Рано утром позвонил Ледокол и назначил срочную встречу на лавочке, на старом месте — у метро «Китай-город».
— Здорово, самбист, — сказал Ледокол, пожимая руку.
— Привет.
— За что вы Артема Смолина грохнули?
— За дело. Он пытался пристрелить командира спецназовской группы.
— Теперь ждите ответа.
— А что?
— Братва Росписного решила объявить кровную месть. Не слышал?
— Что-то слышал.
Вчера днем позвонил Долгушин и сообщил, что таганские братаны в ярости и продумывают ответные меры. Хотят показать милиции, кто в городе хозяин.
— Сперва сидели, проливали горькие слезы. Потом порешили объявить месть ОМСНу, — заявил Ледокол.
— Ну?
— На рекогносцировку выезжали вечером.
— Насколько реально?
— Старички против. Но отморозки чуру не знают. Могут что-то предпринять. Это тебе на заметку.

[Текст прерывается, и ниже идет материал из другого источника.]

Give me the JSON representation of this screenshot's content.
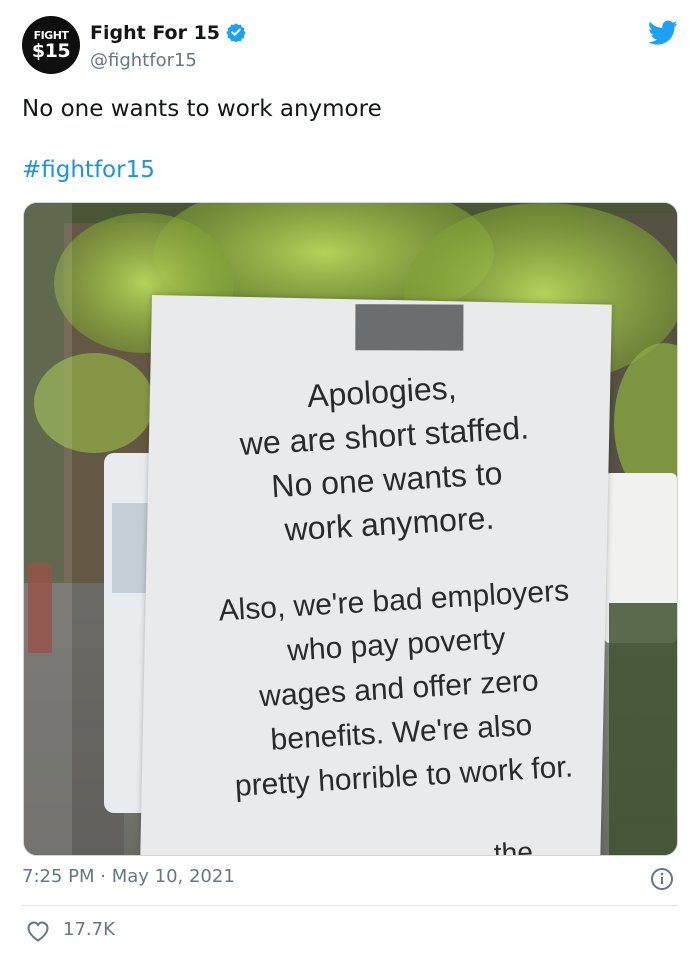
{
  "author": {
    "avatar_line1": "FIGHT",
    "avatar_line2": "$15",
    "name": "Fight For 15",
    "handle": "@fightfor15"
  },
  "tweet": {
    "text": "No one wants to work anymore",
    "hashtag": "#fightfor15"
  },
  "photo": {
    "sign_lines": [
      "Apologies,",
      "we are short staffed.",
      "No one wants to",
      "work anymore.",
      "Also, we're bad employers",
      "who pay poverty",
      "wages and offer zero",
      "benefits. We're also",
      "pretty horrible to work for."
    ],
    "cut_text": ". the"
  },
  "meta": {
    "timestamp": "7:25 PM · May 10, 2021",
    "likes": "17.7K"
  },
  "icons": {
    "verified": "verified-badge-icon",
    "brand": "twitter-bird-icon",
    "info": "info-icon",
    "like": "heart-icon"
  },
  "colors": {
    "link": "#1b95e0",
    "secondary_text": "#657786",
    "twitter_blue": "#1da1f2"
  }
}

— Будем разводить ситуацию.
— Да уж… Что с Дадашевым порешили?
— Думаем.
— Что думать-то?
— Я пока ничего сказать не могу.
— Смотри. Хороший шанс упустишь братву тряхнуть. А то они вас совсем перестали уважать. Скоро на шею сядут — слабым всегда садятся.
— Это верно.
— И продажным.
— Ты о ком?
— О многих… Ладно, давай…
Расставшись с Ледоколом, Аверин отправился к Долгушину. Зашел в кабинет. В отделе царила суета. Сновали возбужденные сотрудники. На тумбочке в зарядном устройстве торчало несколько радиостанций. Долгушин сидел и заботливо протирал свой пистолет.
— Подтверждение получил твоей информации, — сказал Аверин. — Братаны обсуждают, стоит ли бойцов ОМСНа мочить.
— Они совсем с катушек съехали, — покачал головой Долгушин. — На кого лапу поднимают!
— Это ведь только раньше у воров милиционера считалось западло валить.
— Кстати, не из каких-то гуманных соображений, — сказал Долгушин, загоняя шомпол в ствол. — А потому что знали — дорого обойдется… А сегодня обнаглели. Каждый день стреляют друг друга. И почему-то считают, что с нами то же самое пройдет. Что мента можно замочить так же, как братана, и при этом живым остаться. И забывают одну вещь.
— Какую, интересно?
— Что они у нас вот здесь, — Долгушин сжал кулак. — И если мы их начнем мочить, то им придется ох как несладко.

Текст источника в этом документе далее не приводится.